A frase - mais um desatino para a coleção do ministro - revela tanto desconhecimento quanto insensibilidade. Nem seria preciso revisar a literatura acadêmica em desigualdades educacionais para constatar que a suspensão das aulas devido ao coronavírus terá impactos muito distintos em estudantes das redes pública e privada.

A pesquisa sobre o Uso de Tecnologias de Informação e Comunicação em domicílios brasileiros (TIC), realizada anualmente pelo Centro Regional de Estudos para o Desenvolvimento da Sociedade da Informação, mostra que apenas 9% das residências de famílias das classes D e E possuem computador. Esse percentual vai subindo gradativamente até chegar ao patamar de 98% na classe A.

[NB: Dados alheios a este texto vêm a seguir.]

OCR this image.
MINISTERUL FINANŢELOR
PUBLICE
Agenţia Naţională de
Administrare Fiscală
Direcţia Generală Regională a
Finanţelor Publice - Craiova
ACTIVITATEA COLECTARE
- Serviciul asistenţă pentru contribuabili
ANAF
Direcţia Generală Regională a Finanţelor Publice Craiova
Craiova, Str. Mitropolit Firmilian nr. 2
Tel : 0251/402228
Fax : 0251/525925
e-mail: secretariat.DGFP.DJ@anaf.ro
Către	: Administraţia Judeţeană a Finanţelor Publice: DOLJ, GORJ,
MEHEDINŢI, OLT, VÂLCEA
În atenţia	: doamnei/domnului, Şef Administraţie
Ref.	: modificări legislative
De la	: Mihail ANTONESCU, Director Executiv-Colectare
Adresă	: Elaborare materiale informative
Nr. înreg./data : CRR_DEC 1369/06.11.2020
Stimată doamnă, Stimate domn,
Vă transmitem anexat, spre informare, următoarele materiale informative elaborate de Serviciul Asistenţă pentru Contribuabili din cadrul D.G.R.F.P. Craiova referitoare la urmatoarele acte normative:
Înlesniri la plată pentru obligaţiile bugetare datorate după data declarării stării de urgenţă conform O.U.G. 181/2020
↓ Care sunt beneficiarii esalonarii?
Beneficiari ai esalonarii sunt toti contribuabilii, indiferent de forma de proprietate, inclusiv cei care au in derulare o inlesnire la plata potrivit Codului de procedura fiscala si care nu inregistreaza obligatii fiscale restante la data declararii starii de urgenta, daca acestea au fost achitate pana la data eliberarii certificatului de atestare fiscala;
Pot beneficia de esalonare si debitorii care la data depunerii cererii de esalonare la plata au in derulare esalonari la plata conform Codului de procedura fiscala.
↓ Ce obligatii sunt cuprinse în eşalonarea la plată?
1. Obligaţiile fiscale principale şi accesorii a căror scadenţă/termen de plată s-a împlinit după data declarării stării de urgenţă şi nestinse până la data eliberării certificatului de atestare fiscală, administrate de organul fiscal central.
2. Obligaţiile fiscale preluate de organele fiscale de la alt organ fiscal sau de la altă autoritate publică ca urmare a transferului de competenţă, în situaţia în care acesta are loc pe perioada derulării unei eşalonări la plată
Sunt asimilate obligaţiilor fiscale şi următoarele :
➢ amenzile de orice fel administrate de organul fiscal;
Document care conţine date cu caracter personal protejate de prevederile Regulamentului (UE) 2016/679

Graças principalmente aos telefones celulares, a desigualdade no acesso a Internet é um pouco menos intensa, mas ainda assim brutal: nas classes D e E, é de apenas 40% o percentual de domicílios conectados à rede, percentual que chega a 99% na classe A.

Falta de acesso adequado às tecnologias mais eficientes para a educação a distância não é o único problema. Sabemos pelos dados do IBGE que quanto menor a renda da família, maior o número de pessoas habitando na mesma residência. Em lares de maior renda no Brasil, nas duas últimas semanas tem virado rotina ver as crianças irem para seus quartos individuais para assistir pelo computador aulas online de seus professores de escolas particulares. Para os estudantes mais pobres de rede pública, esta é uma cena inimaginável.

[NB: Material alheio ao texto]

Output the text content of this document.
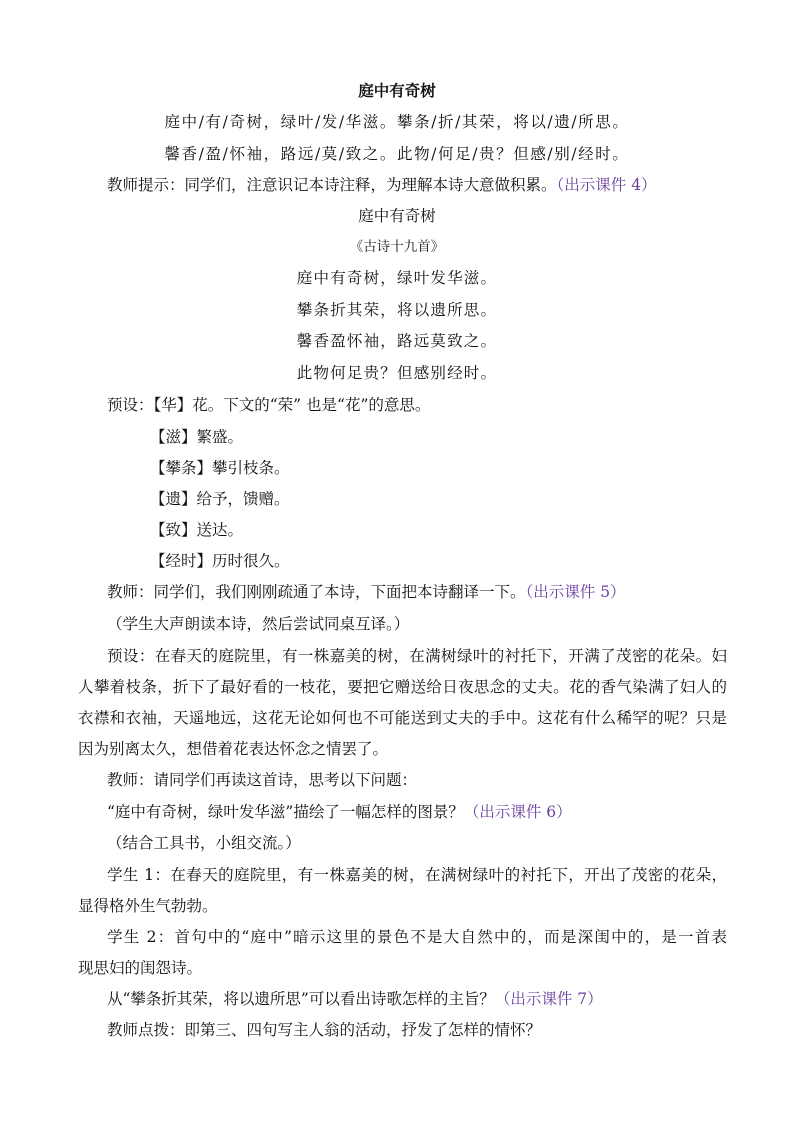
庭中有奇树
庭中/有/奇树，绿叶/发/华滋。攀条/折/其荣，将以/遗/所思。
馨香/盈/怀袖，路远/莫/致之。此物/何足/贵？但感/别/经时。
教师提示：同学们，注意识记本诗注释，为理解本诗大意做积累。（出示课件 4）
庭中有奇树
《古诗十九首》
庭中有奇树，绿叶发华滋。
攀条折其荣，将以遗所思。
馨香盈怀袖，路远莫致之。
此物何足贵？但感别经时。
预设：【华】花。下文的“荣” 也是“花”的意思。
【滋】繁盛。
【攀条】攀引枝条。
【遗】给予，馈赠。
【致】送达。
【经时】历时很久。
教师：同学们，我们刚刚疏通了本诗，下面把本诗翻译一下。（出示课件 5）
（学生大声朗读本诗，然后尝试同桌互译。）
预设：在春天的庭院里，有一株嘉美的树，在满树绿叶的衬托下，开满了茂密的花朵。妇
人攀着枝条，折下了最好看的一枝花，要把它赠送给日夜思念的丈夫。花的香气染满了妇人的
衣襟和衣袖，天遥地远，这花无论如何也不可能送到丈夫的手中。这花有什么稀罕的呢？只是
因为别离太久，想借着花表达怀念之情罢了。
教师：请同学们再读这首诗，思考以下问题：
“庭中有奇树，绿叶发华滋”描绘了一幅怎样的图景？（出示课件 6）
（结合工具书，小组交流。）
学生 1：在春天的庭院里，有一株嘉美的树，在满树绿叶的衬托下，开出了茂密的花朵，
显得格外生气勃勃。
学生 2：首句中的“庭中”暗示这里的景色不是大自然中的，而是深闺中的，是一首表
现思妇的闺怨诗。
从“攀条折其荣，将以遗所思”可以看出诗歌怎样的主旨？（出示课件 7）
教师点拨：即第三、四句写主人翁的活动，抒发了怎样的情怀？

Isso sem falar de outra grande desvantagem, já bastante citada nesta coluna: é consenso na avaliação educacional que o fator que mais impacta o aprendizado dos alunos é o nível socioeconômico das famílias. Num momento em que os pais terão papel ainda mais importante na orientação dos estudos dos filhos em casa, é de se esperar que esse impacto seja ainda maior. Essa, aliás, é uma das explicações de um fenômeno que abordei neste espaço há duas semanas: o “summer gap”, ou a constatação de que, no período de férias, a perda de aprendizagem verificada entre filhos de pais menos escolarizados é muito mais intensa.

Mesmo os mais entusiastas defensores do ensino a distância no atual contexto admitem que o prejuízo será muito mais intenso para os alunos mais pobres, que frequentam escolas públicas. Essa é a preocupação, por exemplo, dos secretários estaduais de educação, que divulgaram uma nota pública criticando o MEC por anunciar as datas do Enem sem consultá-los num momento tão crítico.

O Enem, mesmo em situações normais, já não é uma competição plenamente justa. Para que a seleção daqueles que irão para a universidade fosse feita com base apenas no mérito e esforço pessoal, teríamos que dar igualdade de oportunidades a todos, algo que estamos infinitamente longe no Brasil. A crise atual só agrava esse quadro.